Critical exponents of the superfluid-Bose-glass transition in three dimensions

• Published in: Physical review letters Vol. 112; no. 22; p. 225301
• Main Authors: Yao, Zhiyuan, da Costa, Karine P C, Kiselev, Mikhail, Prokof'ev, Nikolay
• Format: Journal Article
• Language: English
• Published: United States 03.06.2014
• ISSN: 1079-7114
• DOI: 10.1103/physrevlett.112.225301

Recent experimental and numerical studies of the critical-temperature exponent ϕ for the superfluid-Bose-glass universality in three-dimensional systems report strong violations of the key quantum critical relation, ϕ=νz, where z and ν are the dynamic and correlation-length exponents, respectively; these studies question the conventional scaling laws for this quantum critical point.
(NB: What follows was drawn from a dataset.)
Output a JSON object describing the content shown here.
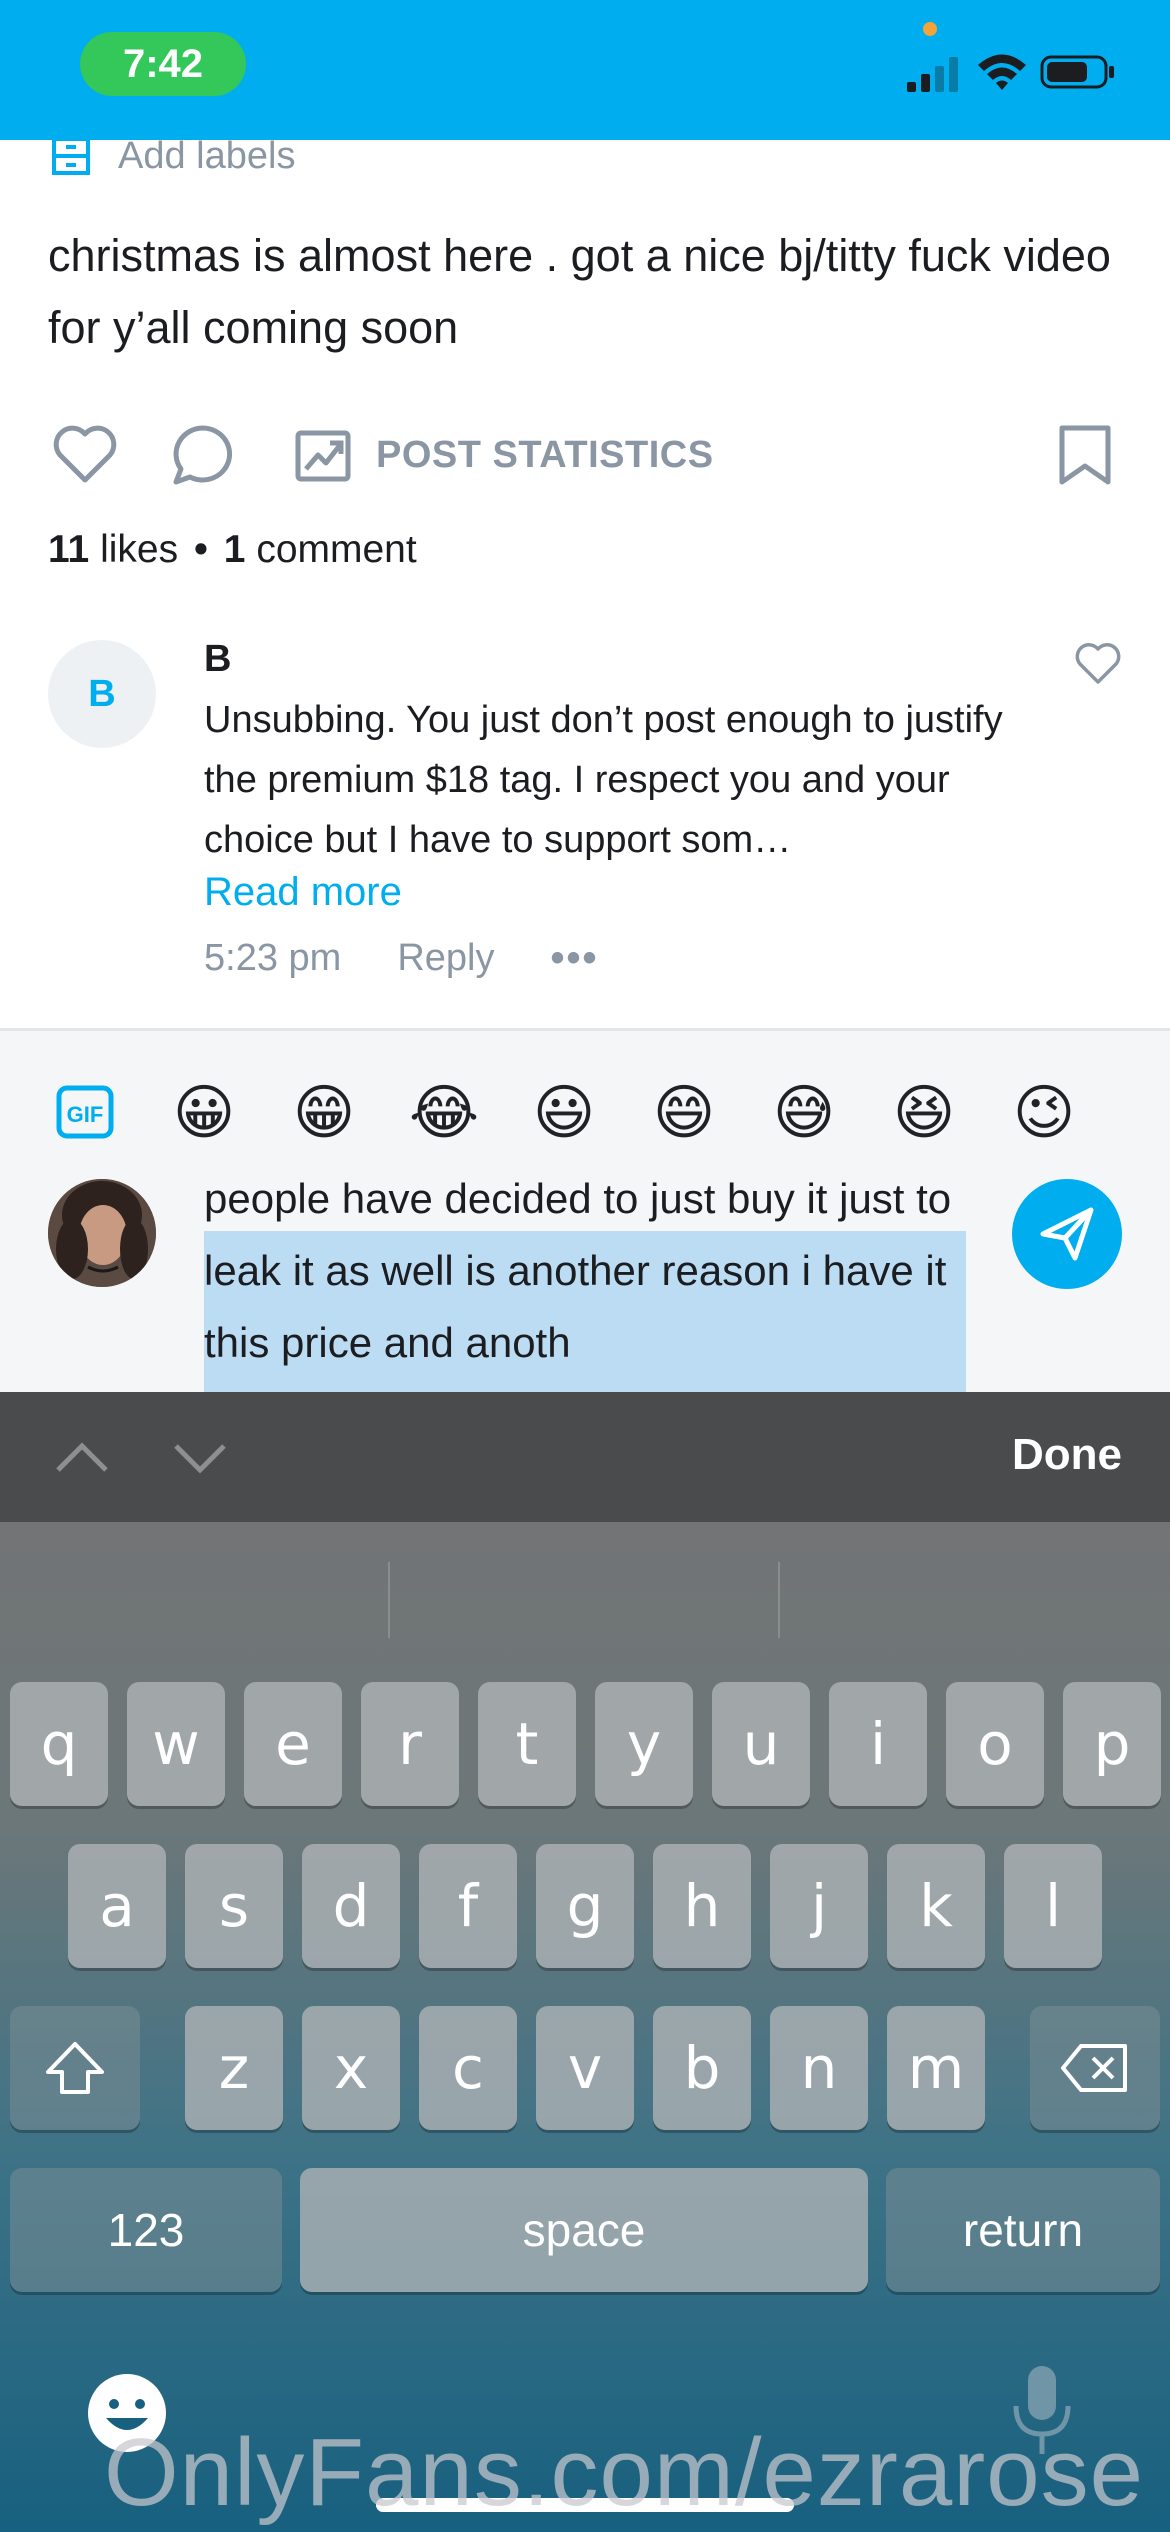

Using Monte Carlo simulations of the disordered Bose-Hubbard model, we demonstrate that previous work on the superfluid-to-normal-fluid transition-temperature dependence on the chemical potential (or the magnetic field, in spin systems), T_{c}∝(μ-μ_{c})^{ϕ}, was misinterpreting transient behavior on approach to the fluctuation region with the genuine critical law. When the model parameters are modified to have a broad quantum critical region, simulations of both quantum and classical models reveal that the ϕ=νz law [with ϕ=2.7(2), z=3, and ν=0.88(5)] holds true, resolving the ϕ-exponent "crisis."